Edgar Melvin Sampson (October 31, 1907 – January 16, 1973), nicknamed "The Lamb", was an American jazz composer, arranger, saxophonist, and violinist. Born in New York City, he started playing violin at age six and picked up the saxophone in high school. He worked as an arranger and composer for many jazz bands in the 1930s and '40s, his most notable composition being "Stompin' at the Savoy".
Life and career
Born Edgar Melvin Sampson in 1907, Sampson started his professional career in 1924 with a violin piano duo with Joe Colman. Through the rest of the twenties and early thirties he played with many bands including those of Charlie "Fess" Johnson, Duke Ellington, Rex Stewart and Fletcher Henderson. In 1933 he joined the Chick Webb band. It is while with Webb that Sampson created his most enduring work as a composer, writing "Stompin' at the Savoy" and "Don't Be That Way". He left the Webb band in 1936 with a reputation as a composer and arranger that led to freelance work with Benny Goodman, Artie Shaw, Red Norvo, Teddy Hill, Teddy Wilson and Chick Webb.

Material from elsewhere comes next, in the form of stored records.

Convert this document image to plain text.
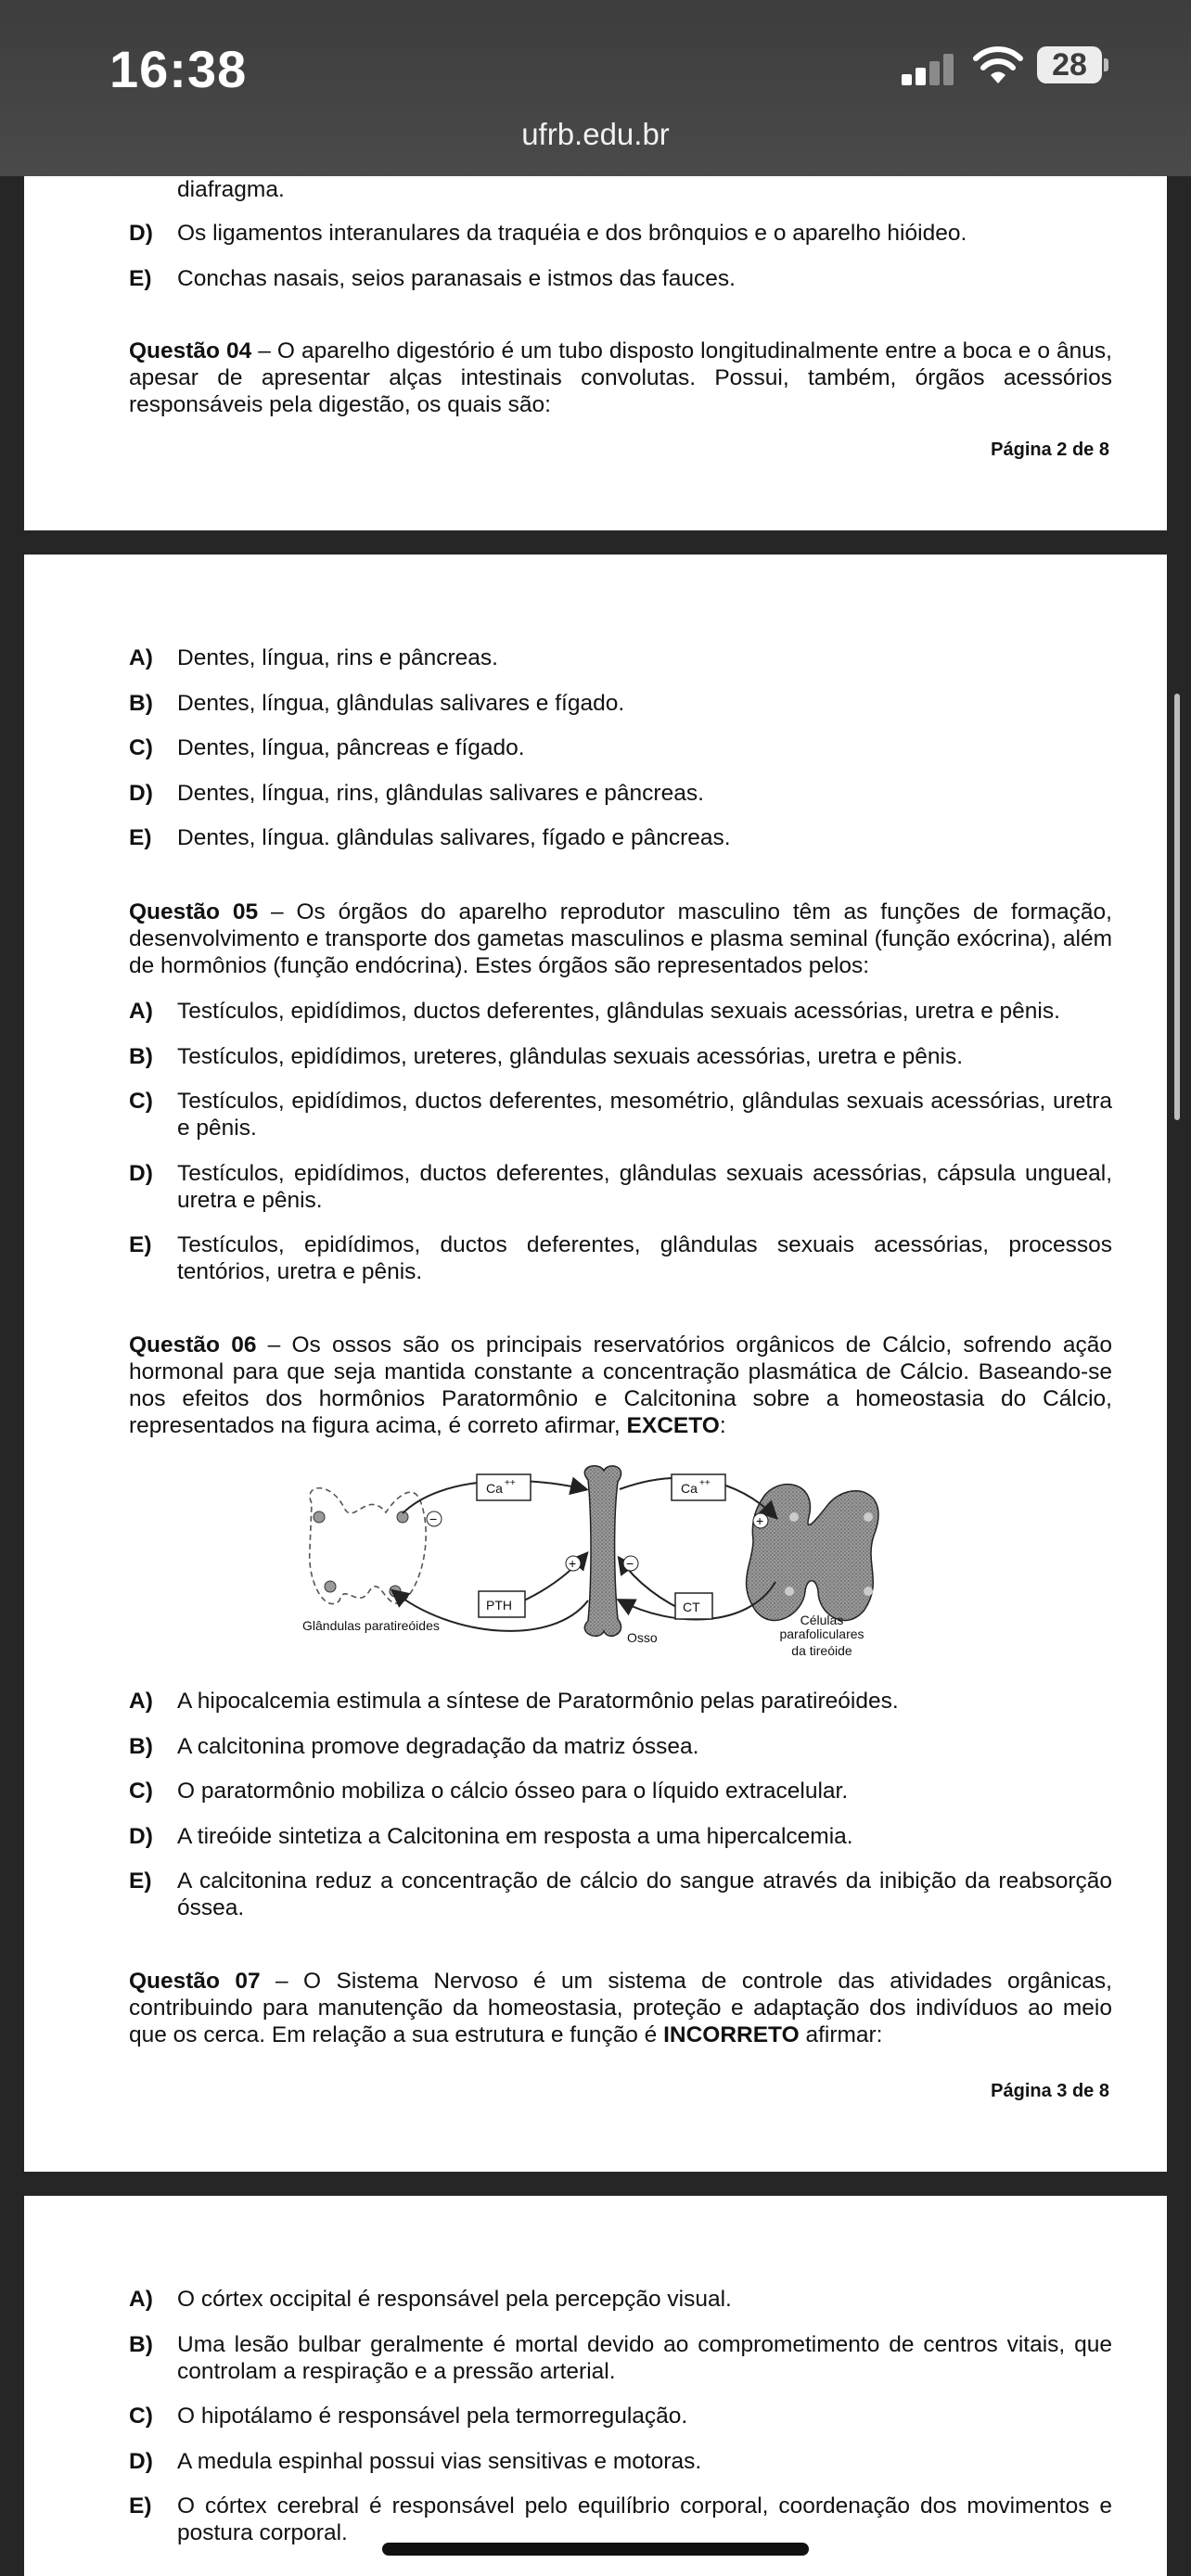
16:38	28
ufrb.edu.br
diafragma.
D) Os ligamentos interanulares da traquéia e dos brônquios e o aparelho hióideo.
E) Conchas nasais, seios paranasais e istmos das fauces.
Questão 04 – O aparelho digestório é um tubo disposto longitudinalmente entre a boca e o ânus, apesar de apresentar alças intestinais convolutas. Possui, também, órgãos acessórios responsáveis pela digestão, os quais são:
Página 2 de 8
A) Dentes, língua, rins e pâncreas.
B) Dentes, língua, glândulas salivares e fígado.
C) Dentes, língua, pâncreas e fígado.
D) Dentes, língua, rins, glândulas salivares e pâncreas.
E) Dentes, língua. glândulas salivares, fígado e pâncreas.
Questão 05 – Os órgãos do aparelho reprodutor masculino têm as funções de formação, desenvolvimento e transporte dos gametas masculinos e plasma seminal (função exócrina), além de hormônios (função endócrina). Estes órgãos são representados pelos:
A) Testículos, epidídimos, ductos deferentes, glândulas sexuais acessórias, uretra e pênis.
B) Testículos, epidídimos, ureteres, glândulas sexuais acessórias, uretra e pênis.
C) Testículos, epidídimos, ductos deferentes, mesométrio, glândulas sexuais acessórias, uretra e pênis.
D) Testículos, epidídimos, ductos deferentes, glândulas sexuais acessórias, cápsula ungueal, uretra e pênis.
E) Testículos, epidídimos, ductos deferentes, glândulas sexuais acessórias, processos tentórios, uretra e pênis.
Questão 06 – Os ossos são os principais reservatórios orgânicos de Cálcio, sofrendo ação hormonal para que seja mantida constante a concentração plasmática de Cálcio. Baseando-se nos efeitos dos hormônios Paratormônio e Calcitonina sobre a homeostasia do Cálcio, representados na figura acima, é correto afirmar, EXCETO:
Ca ++	Ca ++
PTH	CT
−
+	−
+
Glândulas paratireóides
Osso
Células
parafoliculares
da tireóide
A) A hipocalcemia estimula a síntese de Paratormônio pelas paratireóides.
B) A calcitonina promove degradação da matriz óssea.
C) O paratormônio mobiliza o cálcio ósseo para o líquido extracelular.
D) A tireóide sintetiza a Calcitonina em resposta a uma hipercalcemia.
E) A calcitonina reduz a concentração de cálcio do sangue através da inibição da reabsorção óssea.
Questão 07 – O Sistema Nervoso é um sistema de controle das atividades orgânicas, contribuindo para manutenção da homeostasia, proteção e adaptação dos indivíduos ao meio que os cerca. Em relação a sua estrutura e função é INCORRETO afirmar:
Página 3 de 8
A) O córtex occipital é responsável pela percepção visual.
B) Uma lesão bulbar geralmente é mortal devido ao comprometimento de centros vitais, que controlam a respiração e a pressão arterial.
C) O hipotálamo é responsável pela termorregulação.
D) A medula espinhal possui vias sensitivas e motoras.
E) O córtex cerebral é responsável pelo equilíbrio corporal, coordenação dos movimentos e postura corporal.
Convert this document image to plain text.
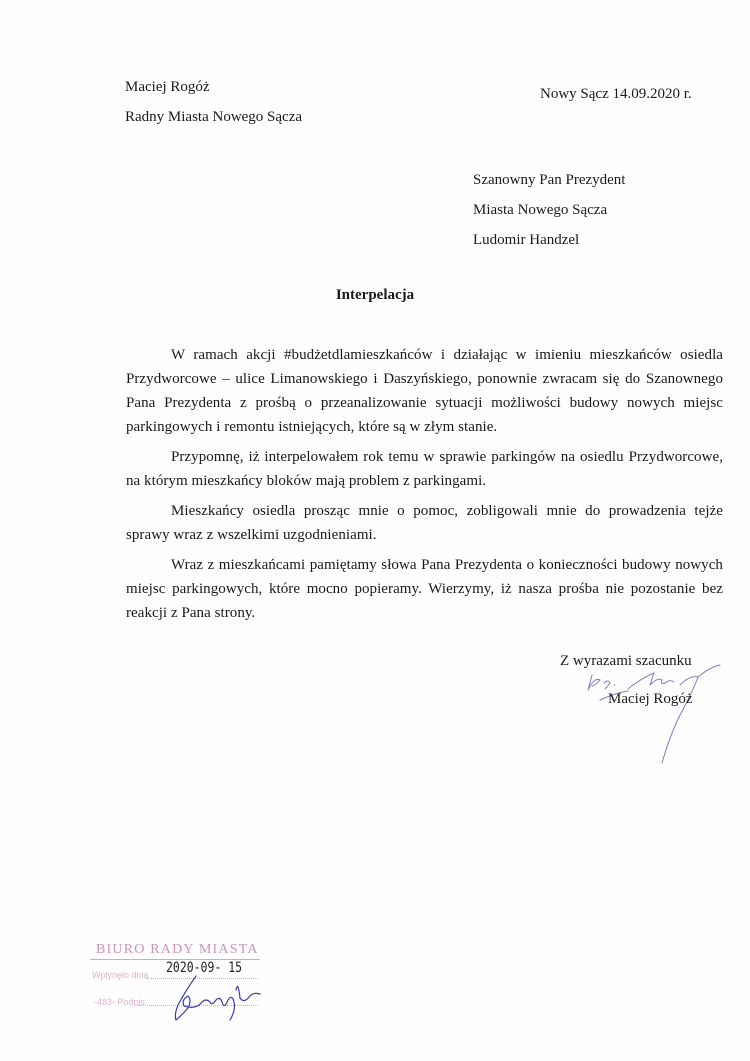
Maciej Rogóż
Radny Miasta Nowego Sącza
Nowy Sącz 14.09.2020 r.
Szanowny Pan Prezydent
Miasta Nowego Sącza
Ludomir Handzel
Interpelacja

W ramach akcji #budżetdlamieszkańców i działając w imieniu mieszkańców osiedla Przydworcowe – ulice Limanowskiego i Daszyńskiego, ponownie zwracam się do Szanownego Pana Prezydenta z prośbą o przeanalizowanie sytuacji możliwości budowy nowych miejsc parkingowych i remontu istniejących, które są w złym stanie.

Przypomnę, iż interpelowałem rok temu w sprawie parkingów na osiedlu Przydworcowe, na którym mieszkańcy bloków mają problem z parkingami.

Mieszkańcy osiedla prosząc mnie o pomoc, zobligowali mnie do prowadzenia tejże sprawy wraz z wszelkimi uzgodnieniami.

Wraz z mieszkańcami pamiętamy słowa Pana Prezydenta o konieczności budowy nowych miejsc parkingowych, które mocno popieramy. Wierzymy, iż nasza prośba nie pozostanie bez reakcji z Pana strony.

Z wyrazami szacunku
Maciej Rogóż
BIURO RADY MIASTA
Wpłynęło dnia 2020-09- 15
-483- Podpis
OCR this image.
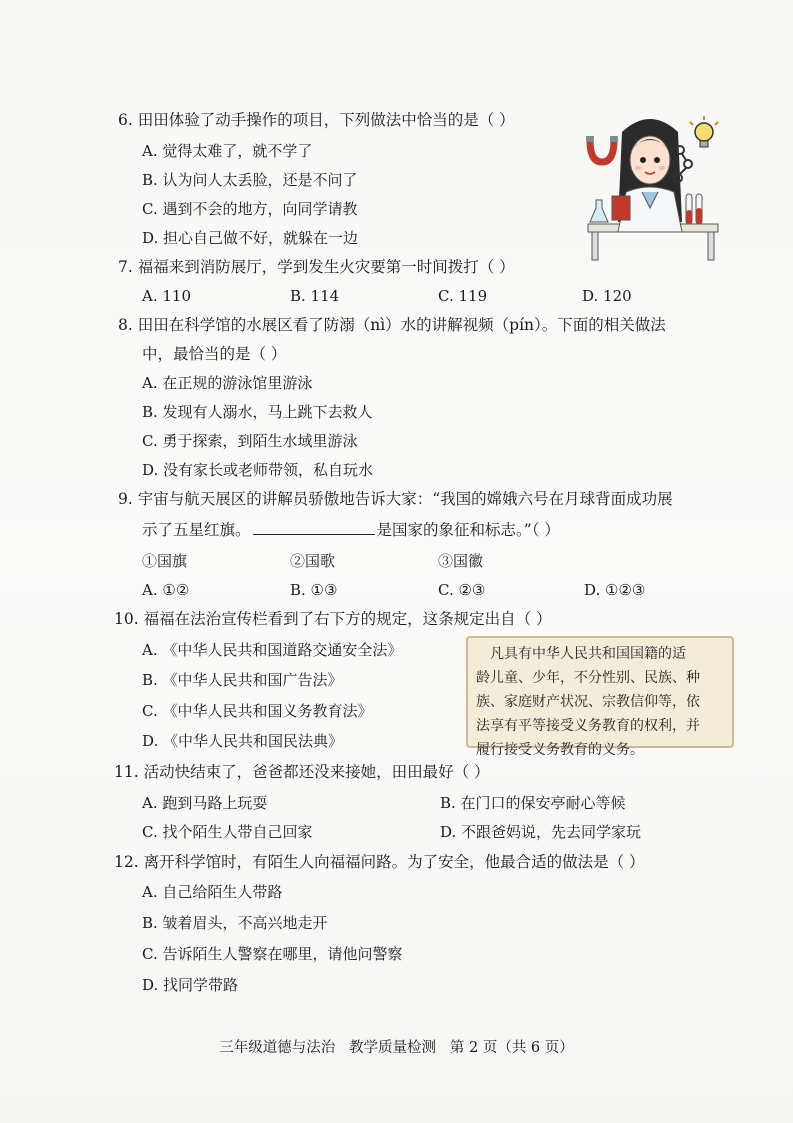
6. 田田体验了动手操作的项目，下列做法中恰当的是（ ）
A. 觉得太难了，就不学了
B. 认为问人太丢脸，还是不问了
C. 遇到不会的地方，向同学请教
D. 担心自己做不好，就躲在一边
7. 福福来到消防展厅，学到发生火灾要第一时间拨打（ ）
A. 110	B. 114	C. 119	D. 120
8. 田田在科学馆的水展区看了防溺（nì）水的讲解视频（pín）。下面的相关做法
中，最恰当的是（ ）
A. 在正规的游泳馆里游泳
B. 发现有人溺水，马上跳下去救人
C. 勇于探索，到陌生水域里游泳
D. 没有家长或老师带领，私自玩水
9. 宇宙与航天展区的讲解员骄傲地告诉大家：“我国的嫦娥六号在月球背面成功展
示了五星红旗。	是国家的象征和标志。”（ ）
①国旗	②国歌	③国徽
A. ①②	B. ①③	C. ②③	D. ①②③
10. 福福在法治宣传栏看到了右下方的规定，这条规定出自（ ）
A. 《中华人民共和国道路交通安全法》
B. 《中华人民共和国广告法》
C. 《中华人民共和国义务教育法》
D. 《中华人民共和国民法典》
　凡具有中华人民共和国国籍的适
龄儿童、少年，不分性别、民族、种
族、家庭财产状况、宗教信仰等，依
法享有平等接受义务教育的权利，并
履行接受义务教育的义务。
11. 活动快结束了，爸爸都还没来接她，田田最好（ ）
A. 跑到马路上玩耍	B. 在门口的保安亭耐心等候
C. 找个陌生人带自己回家	D. 不跟爸妈说，先去同学家玩
12. 离开科学馆时，有陌生人向福福问路。为了安全，他最合适的做法是（ ）
A. 自己给陌生人带路
B. 皱着眉头，不高兴地走开
C. 告诉陌生人警察在哪里，请他问警察
D. 找同学带路
三年级道德与法治   教学质量检测   第 2 页（共 6 页）
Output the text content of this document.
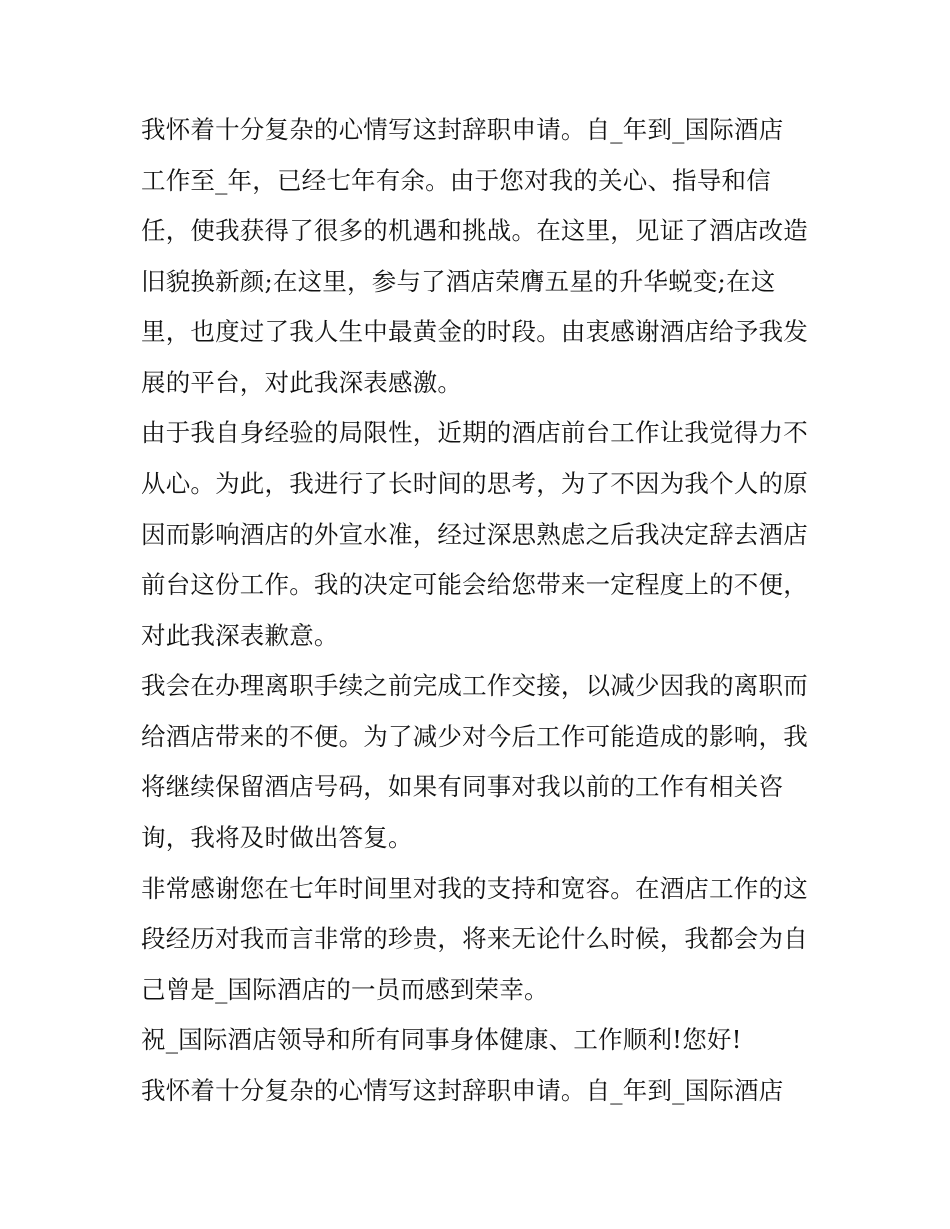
我怀着十分复杂的心情写这封辞职申请。自_年到_国际酒店
工作至_年，已经七年有余。由于您对我的关心、指导和信
任，使我获得了很多的机遇和挑战。在这里，见证了酒店改造
旧貌换新颜;在这里，参与了酒店荣膺五星的升华蜕变;在这
里，也度过了我人生中最黄金的时段。由衷感谢酒店给予我发
展的平台，对此我深表感激。
由于我自身经验的局限性，近期的酒店前台工作让我觉得力不
从心。为此，我进行了长时间的思考，为了不因为我个人的原
因而影响酒店的外宣水准，经过深思熟虑之后我决定辞去酒店
前台这份工作。我的决定可能会给您带来一定程度上的不便，
对此我深表歉意。
我会在办理离职手续之前完成工作交接，以减少因我的离职而
给酒店带来的不便。为了减少对今后工作可能造成的影响，我
将继续保留酒店号码，如果有同事对我以前的工作有相关咨
询，我将及时做出答复。
非常感谢您在七年时间里对我的支持和宽容。在酒店工作的这
段经历对我而言非常的珍贵，将来无论什么时候，我都会为自
己曾是_国际酒店的一员而感到荣幸。
祝_国际酒店领导和所有同事身体健康、工作顺利!您好!
我怀着十分复杂的心情写这封辞职申请。自_年到_国际酒店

Edgar Sampson became a student of the Schillinger System in the early 1940s. He continued to play sax through the late forties and started his own band (1949-1951). In the late forties through the fifties he worked with Latin performers such as Marcelino Guerra, Tito Rodríguez and Tito Puente as an arranger. He recorded one album under his own name, Swing Softly Sweet Sampson in 1956. Due to illness, he stopped working in the late sixties.
His daughter, Grace Sampson, also studied music and co-wrote the standard "Mambo Inn" with Mario Bauzá and Bobby Woodlen.